Bushwick “Bake and shark” -- a Trinidadian street food staple -- is a flatbread fried with hunks of shark meat. Pearl’s serves its bake and shark in a sweet bun with pickled slaw and mango chutney. If you’re not in the mood to enact Opposite Jaws, order the accra fritters, instead: Salted cod is deep fried and served with a tamarind dipping sauce for a sweet-sour-salty taste that’s best washed down with a cold bottle of Carib, a Trinidadian beer.
SoHo The simpler the lobster roll, the better. Toasty, buttery bun? Check. Big bites of lobster claws? Check. A light hand with the mayo, a heavy hand with the fries, and a sour side of pickles? Check, check, check. Ed’s lobster roll is a classic of the form, served simply and without fuss (well, unless you count the fact that it’s market price). It’s best enjoyed in the summer, with a glass of rosé, while pretending that you just got off your chartered helicopter in Southampton.
Midtown West Zen’s spicy seafood ramen is packed with tender white scallops, shrimp, and squid. Although the tonkotsu broth is pork-based, the salty seafood and bright wakame lend a deep brininess to the bowl. If you’re afraid of heat, don’t worry: These noodles are fairly mild, despite their name. The homemade chili paste and slices of hot pepper are tempered by all the bamboo shoots and slurpy noodles swimming along with the seafood.
East Village This teeny-tiny restaurant serves up six oysters and a craft beer for only $12 from 5 to 7pm, seven days a week. It’s East and West coast oysters come in fresh daily, and you can choose from three different catches at happy hour. A rotating beer list and knowledgeable bartenders make this a cozy spot for a date, an after-work catch up, or even a place to bring your book and treat yourself for less than twenty bucks.

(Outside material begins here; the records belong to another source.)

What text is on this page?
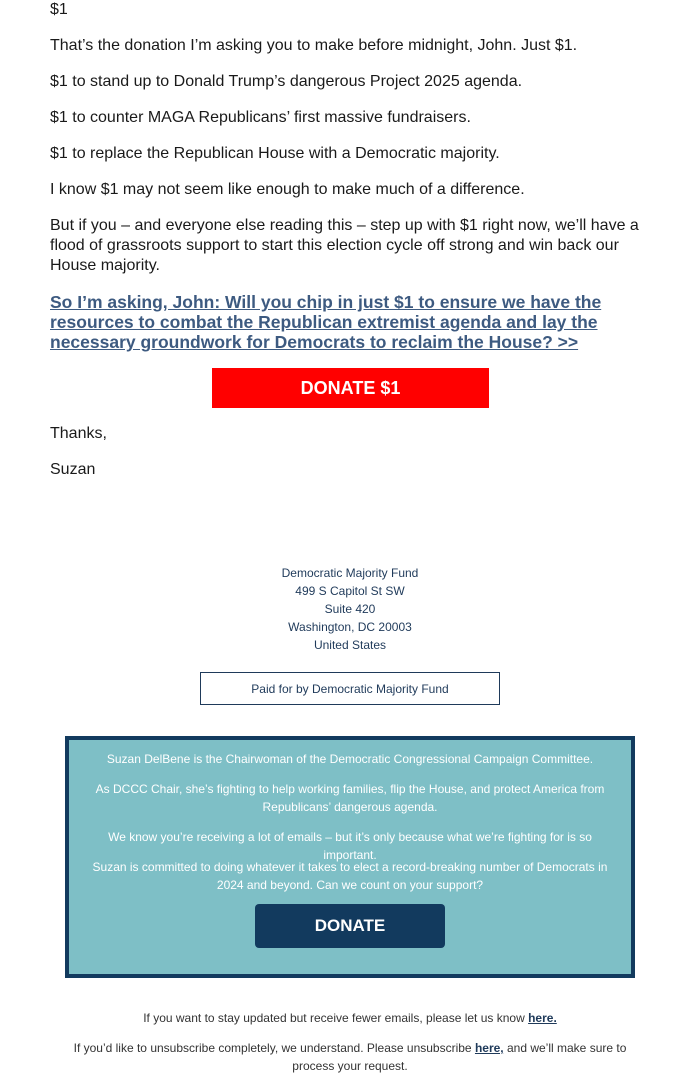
$1

That’s the donation I’m asking you to make before midnight, John. Just $1.

$1 to stand up to Donald Trump’s dangerous Project 2025 agenda.

$1 to counter MAGA Republicans’ first massive fundraisers.

$1 to replace the Republican House with a Democratic majority.

I know $1 may not seem like enough to make much of a difference.

But if you – and everyone else reading this – step up with $1 right now, we’ll have a flood of grassroots support to start this election cycle off strong and win back our House majority.

So I’m asking, John: Will you chip in just $1 to ensure we have the resources to combat the Republican extremist agenda and lay the necessary groundwork for Democrats to reclaim the House? >>

DONATE $1

Thanks,

Suzan

Democratic Majority Fund
499 S Capitol St SW
Suite 420
Washington, DC 20003
United States
Paid for by Democratic Majority Fund

Suzan DelBene is the Chairwoman of the Democratic Congressional Campaign Committee.

As DCCC Chair, she’s fighting to help working families, flip the House, and protect America from Republicans’ dangerous agenda.

We know you’re receiving a lot of emails – but it’s only because what we’re fighting for is so important.

Suzan is committed to doing whatever it takes to elect a record-breaking number of Democrats in 2024 and beyond. Can we count on your support?

DONATE

If you want to stay updated but receive fewer emails, please let us know here.

If you’d like to unsubscribe completely, we understand. Please unsubscribe here, and we’ll make sure to process your request.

Chelsea Need to satisfy a seafood craving on the cheap? A $3 taco -- battered, fried golden, wrapped in a tortilla, and served with a slice of lime -- is the perfect way to get your fish fix. This little spot is light, bright, and has every hot sauce you could possibly want to pour all over your taco. Bring friends and order a bucket of $3 Coronitas, or stop by after work on a beautiful night, order a few tacos to go, and eat them while you amble home along our beautiful, blighted Hudson.